More generally: How do bioethics vary in different countries?

  • Please follow this procedure to merge your accounts so that you'll be able to edit your own question, and comment on the answers.
    – ff524
    Sep 13, 2015 at 19:18

2 Answers 2


The short answer to your question is yes, there are differences in local laws related to bioethical concerns in different countries (and even different states in the same country).

For example, consider the difference in local laws related to stem cell research.
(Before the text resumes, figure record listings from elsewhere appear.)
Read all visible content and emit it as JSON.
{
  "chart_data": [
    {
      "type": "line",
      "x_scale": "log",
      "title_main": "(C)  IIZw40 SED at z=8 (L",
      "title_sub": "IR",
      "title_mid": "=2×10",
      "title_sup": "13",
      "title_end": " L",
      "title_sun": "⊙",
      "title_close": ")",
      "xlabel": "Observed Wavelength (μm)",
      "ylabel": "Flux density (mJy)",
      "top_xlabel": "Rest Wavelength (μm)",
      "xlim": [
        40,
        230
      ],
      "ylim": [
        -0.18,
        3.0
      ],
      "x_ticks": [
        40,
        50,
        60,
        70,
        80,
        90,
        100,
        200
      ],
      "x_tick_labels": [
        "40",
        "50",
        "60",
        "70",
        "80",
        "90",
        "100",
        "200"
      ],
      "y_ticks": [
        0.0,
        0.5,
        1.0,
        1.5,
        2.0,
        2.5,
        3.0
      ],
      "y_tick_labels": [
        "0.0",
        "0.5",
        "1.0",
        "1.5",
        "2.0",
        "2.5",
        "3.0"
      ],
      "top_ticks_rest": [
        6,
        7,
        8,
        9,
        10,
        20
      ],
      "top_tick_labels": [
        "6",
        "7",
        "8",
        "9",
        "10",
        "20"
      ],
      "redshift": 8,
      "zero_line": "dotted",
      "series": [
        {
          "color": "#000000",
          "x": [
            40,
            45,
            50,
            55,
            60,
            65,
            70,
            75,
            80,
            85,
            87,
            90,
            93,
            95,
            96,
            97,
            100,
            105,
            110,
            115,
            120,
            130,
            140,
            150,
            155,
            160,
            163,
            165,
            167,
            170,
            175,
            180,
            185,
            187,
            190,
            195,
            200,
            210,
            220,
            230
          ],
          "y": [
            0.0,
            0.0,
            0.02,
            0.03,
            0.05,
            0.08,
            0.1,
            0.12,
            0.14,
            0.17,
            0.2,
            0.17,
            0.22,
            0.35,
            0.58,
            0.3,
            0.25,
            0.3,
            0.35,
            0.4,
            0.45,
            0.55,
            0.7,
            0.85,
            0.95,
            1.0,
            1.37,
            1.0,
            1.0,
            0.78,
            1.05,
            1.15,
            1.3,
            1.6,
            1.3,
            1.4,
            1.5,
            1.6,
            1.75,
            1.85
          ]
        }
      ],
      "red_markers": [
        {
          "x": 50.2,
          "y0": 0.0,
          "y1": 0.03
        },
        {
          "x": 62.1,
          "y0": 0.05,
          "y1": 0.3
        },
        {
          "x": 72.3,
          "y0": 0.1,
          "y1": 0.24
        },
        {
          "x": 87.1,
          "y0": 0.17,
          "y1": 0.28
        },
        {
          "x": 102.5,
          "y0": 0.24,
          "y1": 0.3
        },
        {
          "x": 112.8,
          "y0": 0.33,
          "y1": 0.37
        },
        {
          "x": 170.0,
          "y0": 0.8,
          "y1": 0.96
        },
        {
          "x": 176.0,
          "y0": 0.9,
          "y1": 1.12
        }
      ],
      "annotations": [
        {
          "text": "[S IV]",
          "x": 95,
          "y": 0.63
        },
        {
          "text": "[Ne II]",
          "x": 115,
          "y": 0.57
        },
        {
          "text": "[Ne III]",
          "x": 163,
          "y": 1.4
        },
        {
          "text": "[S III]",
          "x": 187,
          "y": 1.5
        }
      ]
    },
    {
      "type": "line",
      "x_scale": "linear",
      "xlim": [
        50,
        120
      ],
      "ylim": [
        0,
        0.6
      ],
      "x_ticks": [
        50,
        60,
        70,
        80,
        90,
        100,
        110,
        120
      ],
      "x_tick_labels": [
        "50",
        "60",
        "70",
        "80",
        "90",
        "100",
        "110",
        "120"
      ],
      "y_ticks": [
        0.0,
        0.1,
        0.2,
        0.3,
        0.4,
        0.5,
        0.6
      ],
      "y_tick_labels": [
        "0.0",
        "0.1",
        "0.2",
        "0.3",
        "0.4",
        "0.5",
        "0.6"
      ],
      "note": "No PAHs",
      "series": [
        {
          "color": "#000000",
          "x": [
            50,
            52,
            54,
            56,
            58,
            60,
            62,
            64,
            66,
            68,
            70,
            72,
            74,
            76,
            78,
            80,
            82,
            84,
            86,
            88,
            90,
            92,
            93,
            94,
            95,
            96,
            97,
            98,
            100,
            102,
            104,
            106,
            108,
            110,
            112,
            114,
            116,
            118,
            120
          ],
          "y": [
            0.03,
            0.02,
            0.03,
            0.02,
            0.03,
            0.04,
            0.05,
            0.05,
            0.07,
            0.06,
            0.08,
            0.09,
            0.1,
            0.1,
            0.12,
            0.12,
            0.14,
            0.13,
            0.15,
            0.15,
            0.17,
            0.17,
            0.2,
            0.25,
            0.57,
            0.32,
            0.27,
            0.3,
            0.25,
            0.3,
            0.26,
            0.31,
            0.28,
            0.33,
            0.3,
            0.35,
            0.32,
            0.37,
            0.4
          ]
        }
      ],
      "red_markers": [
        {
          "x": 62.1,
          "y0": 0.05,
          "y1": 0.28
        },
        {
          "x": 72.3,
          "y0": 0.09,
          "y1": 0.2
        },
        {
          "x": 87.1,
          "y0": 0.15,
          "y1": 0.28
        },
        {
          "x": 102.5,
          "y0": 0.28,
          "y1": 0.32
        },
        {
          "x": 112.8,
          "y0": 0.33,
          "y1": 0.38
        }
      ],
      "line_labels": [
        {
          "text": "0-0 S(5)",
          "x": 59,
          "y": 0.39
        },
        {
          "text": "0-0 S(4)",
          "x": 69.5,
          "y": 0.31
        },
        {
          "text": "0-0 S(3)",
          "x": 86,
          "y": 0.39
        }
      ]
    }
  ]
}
According to Wikipedia (I don't know how up-to-date this is):

These laws have been the source of much controversy and vary significantly by country. In the European Union, stem cell research using the human embryo is permitted in Sweden, Finland, Belgium, Greece, Britain, Denmark and the Netherlands; however, it is illegal in Germany, Austria, Ireland, Italy, and Portugal. The issue has similarly divided the United States, with several states enforcing a complete ban and others giving financial support. Elsewhere, Japan, India, Iran, Israel, South Korea, China, and Australia are supportive. However, New Zealand, most of Africa (except South Africa), and most of South America (except Brazil) are restrictive.

More broadly, the International Compilation of Human Research Standards (compiled by the U.S. Department of Health and Human Services) lists relevant laws and guidelines on human subjects research around the world.


does it mean that e.g. in Israel (Jewish culture) it is possible to carry out experiments forbidden in India (Hindu culture)?

Civic and legislative systems are highly complex, as are the degrees and the ways in which they are affected by cultural and religious influences. So reducing Israel to "Jewish culture" and India to "Hindu culture" is not a particularly useful way to reason about what is permissible in each country.


It does not, since the fundamental ethical desideratum is whether the research subject understands what you are doing to them, and can freely decide whether to participate. It would not be unethical per se to have Jewish subjects eat pork, as long as they understand that is what they would be doing, and have the capacity to make a decision (e.g. comprehend the language, have adult mental capacity, are not coerced). There could be a factual interaction between local law and ethical considerations, for example participation in a particular experiment in a certain country could, by law, threaten the well-being of the subject because of oppressive laws in that country, in which case the case could be covered under the rubric of excessive risk, but the relevant consideration isn't religious or cultural differences, it is what the local laws and related risks are.

  • 1
    it is what the local laws... are - It's my understanding that the question asks whether some countries have differences in the local laws related to biomedical experimentation due to cultural differences. As far as I can tell, this doesn't answer the question.
    – ff524
    Sep 13, 2015 at 21:19
  • That isn't what the question asks: perhaps that was what the OP had in mind, but there's no mention of law.